REL = "file-list" href = "IL code underlying running mechanism" Files / FileList.xml ">
IL code underlying operation mechanism
IL code underlying operation mechanism
Function related
Liu Qiang
Cambest@sohu.com
October 31, 2003
The content involved in this article may be a high-level feature in C # and MSIL (there is no thing that can be called advanced features for IL, but here I simply call it advanced features). The function section includes function calls, function internal variable processing, commission, events, unmanaged code calls and other topics, involving interface, inheritance, closeness, commission, events, etc. in C # language. Readers need to be more familiar with C # language and initially understand the IL language.

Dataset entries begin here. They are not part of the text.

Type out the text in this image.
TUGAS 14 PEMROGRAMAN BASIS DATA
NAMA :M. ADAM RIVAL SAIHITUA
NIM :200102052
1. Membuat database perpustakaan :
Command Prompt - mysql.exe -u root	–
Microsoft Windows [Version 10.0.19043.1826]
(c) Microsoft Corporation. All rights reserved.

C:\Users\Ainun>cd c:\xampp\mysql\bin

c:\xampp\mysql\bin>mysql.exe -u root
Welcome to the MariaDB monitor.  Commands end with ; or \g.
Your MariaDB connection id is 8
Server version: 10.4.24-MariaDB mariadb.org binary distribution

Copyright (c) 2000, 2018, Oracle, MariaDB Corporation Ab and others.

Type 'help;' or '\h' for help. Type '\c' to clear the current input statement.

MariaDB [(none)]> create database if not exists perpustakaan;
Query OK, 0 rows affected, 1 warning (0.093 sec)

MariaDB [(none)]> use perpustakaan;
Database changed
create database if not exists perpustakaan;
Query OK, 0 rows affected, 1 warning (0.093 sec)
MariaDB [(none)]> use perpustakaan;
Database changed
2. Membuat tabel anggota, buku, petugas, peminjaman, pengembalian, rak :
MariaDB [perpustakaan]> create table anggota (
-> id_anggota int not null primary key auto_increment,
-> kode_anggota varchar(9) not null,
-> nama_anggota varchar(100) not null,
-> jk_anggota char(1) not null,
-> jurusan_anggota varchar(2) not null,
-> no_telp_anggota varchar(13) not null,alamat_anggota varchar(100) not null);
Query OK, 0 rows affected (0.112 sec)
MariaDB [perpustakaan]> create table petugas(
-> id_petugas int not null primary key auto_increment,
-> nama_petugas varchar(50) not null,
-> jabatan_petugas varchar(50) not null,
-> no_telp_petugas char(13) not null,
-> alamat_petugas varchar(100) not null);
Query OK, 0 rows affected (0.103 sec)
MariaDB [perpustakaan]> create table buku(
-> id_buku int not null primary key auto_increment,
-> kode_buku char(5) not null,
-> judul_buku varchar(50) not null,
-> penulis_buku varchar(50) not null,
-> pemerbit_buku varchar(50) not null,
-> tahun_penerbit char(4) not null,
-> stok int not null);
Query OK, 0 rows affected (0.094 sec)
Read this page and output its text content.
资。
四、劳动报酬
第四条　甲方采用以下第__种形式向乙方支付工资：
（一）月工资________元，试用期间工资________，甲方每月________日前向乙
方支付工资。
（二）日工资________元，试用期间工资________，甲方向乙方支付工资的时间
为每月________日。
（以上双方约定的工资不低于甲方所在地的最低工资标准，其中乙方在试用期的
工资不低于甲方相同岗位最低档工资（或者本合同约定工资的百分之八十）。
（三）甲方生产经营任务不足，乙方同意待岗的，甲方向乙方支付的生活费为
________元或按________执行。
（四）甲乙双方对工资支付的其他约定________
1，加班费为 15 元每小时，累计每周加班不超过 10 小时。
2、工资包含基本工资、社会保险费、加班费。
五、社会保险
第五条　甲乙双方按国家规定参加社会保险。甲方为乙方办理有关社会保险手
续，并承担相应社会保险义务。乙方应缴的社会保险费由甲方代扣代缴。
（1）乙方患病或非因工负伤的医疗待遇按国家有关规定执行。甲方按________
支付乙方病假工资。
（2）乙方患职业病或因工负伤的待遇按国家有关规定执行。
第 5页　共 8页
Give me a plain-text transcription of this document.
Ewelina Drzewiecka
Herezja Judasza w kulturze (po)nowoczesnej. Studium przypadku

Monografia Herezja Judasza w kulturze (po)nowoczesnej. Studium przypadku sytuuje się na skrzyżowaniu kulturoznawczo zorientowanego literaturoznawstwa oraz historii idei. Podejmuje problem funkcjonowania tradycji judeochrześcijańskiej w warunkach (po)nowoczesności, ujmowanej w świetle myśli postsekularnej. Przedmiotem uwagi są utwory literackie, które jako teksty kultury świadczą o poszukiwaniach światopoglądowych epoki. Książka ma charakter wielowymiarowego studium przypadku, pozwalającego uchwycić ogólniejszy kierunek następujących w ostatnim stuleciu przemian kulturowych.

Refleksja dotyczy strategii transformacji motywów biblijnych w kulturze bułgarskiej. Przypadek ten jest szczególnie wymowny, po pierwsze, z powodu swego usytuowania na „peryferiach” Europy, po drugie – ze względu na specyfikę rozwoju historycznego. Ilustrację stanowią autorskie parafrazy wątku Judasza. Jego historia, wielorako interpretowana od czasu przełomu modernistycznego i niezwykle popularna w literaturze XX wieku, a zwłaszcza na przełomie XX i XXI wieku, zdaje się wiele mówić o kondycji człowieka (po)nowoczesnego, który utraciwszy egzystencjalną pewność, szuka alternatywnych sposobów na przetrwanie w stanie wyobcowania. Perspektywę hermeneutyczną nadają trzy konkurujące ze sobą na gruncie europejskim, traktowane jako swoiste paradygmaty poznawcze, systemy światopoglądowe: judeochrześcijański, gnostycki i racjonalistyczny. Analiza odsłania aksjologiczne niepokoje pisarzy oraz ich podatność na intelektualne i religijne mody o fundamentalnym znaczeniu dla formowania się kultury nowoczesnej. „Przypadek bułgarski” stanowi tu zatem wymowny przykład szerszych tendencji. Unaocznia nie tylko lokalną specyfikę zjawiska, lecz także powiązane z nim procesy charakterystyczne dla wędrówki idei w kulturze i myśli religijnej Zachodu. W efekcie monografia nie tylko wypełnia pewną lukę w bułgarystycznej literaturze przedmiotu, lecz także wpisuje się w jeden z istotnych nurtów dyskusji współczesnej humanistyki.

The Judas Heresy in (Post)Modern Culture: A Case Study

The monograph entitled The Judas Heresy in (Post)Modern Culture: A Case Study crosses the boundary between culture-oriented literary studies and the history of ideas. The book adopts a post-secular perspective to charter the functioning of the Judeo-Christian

1. Function declaration definition
In IL, the implementation of the function is very similar to C #, that is, the .method ID is the function declaration [Return Value Type] function name (parameter list). You can try to compile the following code:
//test.il
// Command Line: Ilasm Test.il
.assembly test
{
.hash algorithm 0x00008004 file: @ 1
.ver 0: 0: 0: 0 file: @ 2
}
// This is the accessory description statement. @ 1, @ 2 lines can be commented off, but this explanation can't. .NET PE file loading
// The server is loaded with the file according to the list of accessories it produces.
.method static void hello (String [] ARGS)
{
.entrypoint
.MAXSTACK 30
.locals init ([0] INT32 V_1,
[1] INT32 V_2,
[2] String [] V_2)
LDSTR "Hello, World"
Call void [mscorlib] system.console :: writeline (String)
Ldarg.0 file: // Load the Args parameters
LDLEN file: / / Calculate its length
Conv.i4 file: // Convert to 32-bit integers
STLOC.1
Br.s CPR
L1:
ldarg.0
LDLOC.0
LDELEM.REF file: / / Depending on array reference and indexing
Call void [mscorlib] system.console :: writeline (String)
LDLOC.0
LDC.I4.1
Add
STLOC.0
CPR:
LDLOC.0 file: // index value count
LDLOC.1 File: // Array Length
Blt.s l1 file: // Depending on the length, index, determine if the cycle condition is met
RET
}
This is our first IL version Hello, World program. The program sequentially outputs the command line parameters, such as entering Test Good Lucky, the program output is:
Hello, World!
good
Lucky
It can be seen that although we are used to seeing IL as a assembly language, it is quite advanced. The function declaration is our familiar C language style, and the function body also includes a pair of curly brackets. .EntryPoint ID Description This function is the program main function, that is, the program entry point; .maxstack 30 specifies the function stack size; it does not have to follow the maximum number of stacks used in runtime, but must not be less than, otherwise it will be triggered An unusual program is abnormal. Of course, it will also cause space waste, especially when nesting or recursive. I defined a little big here, but don't matter, the program is small and wasting how much space. .locals init32 v_1, [1] INT32 V_2, [2] String [] V_2) Define local variables, remember that I have described it in the "IL code underlying operation mechanism"? This statement is only indicating the compiler, and is allocated in the corresponding memory allocation at the final compilation of the VM code. Below I will also explain it. 2. Function call
We can often see such a function call statement in IL code:
Callvirt Instance Bool Functional.a :: pleasesayit (string)
or:
Call Bool Functional.c :: Pleasesayit (String)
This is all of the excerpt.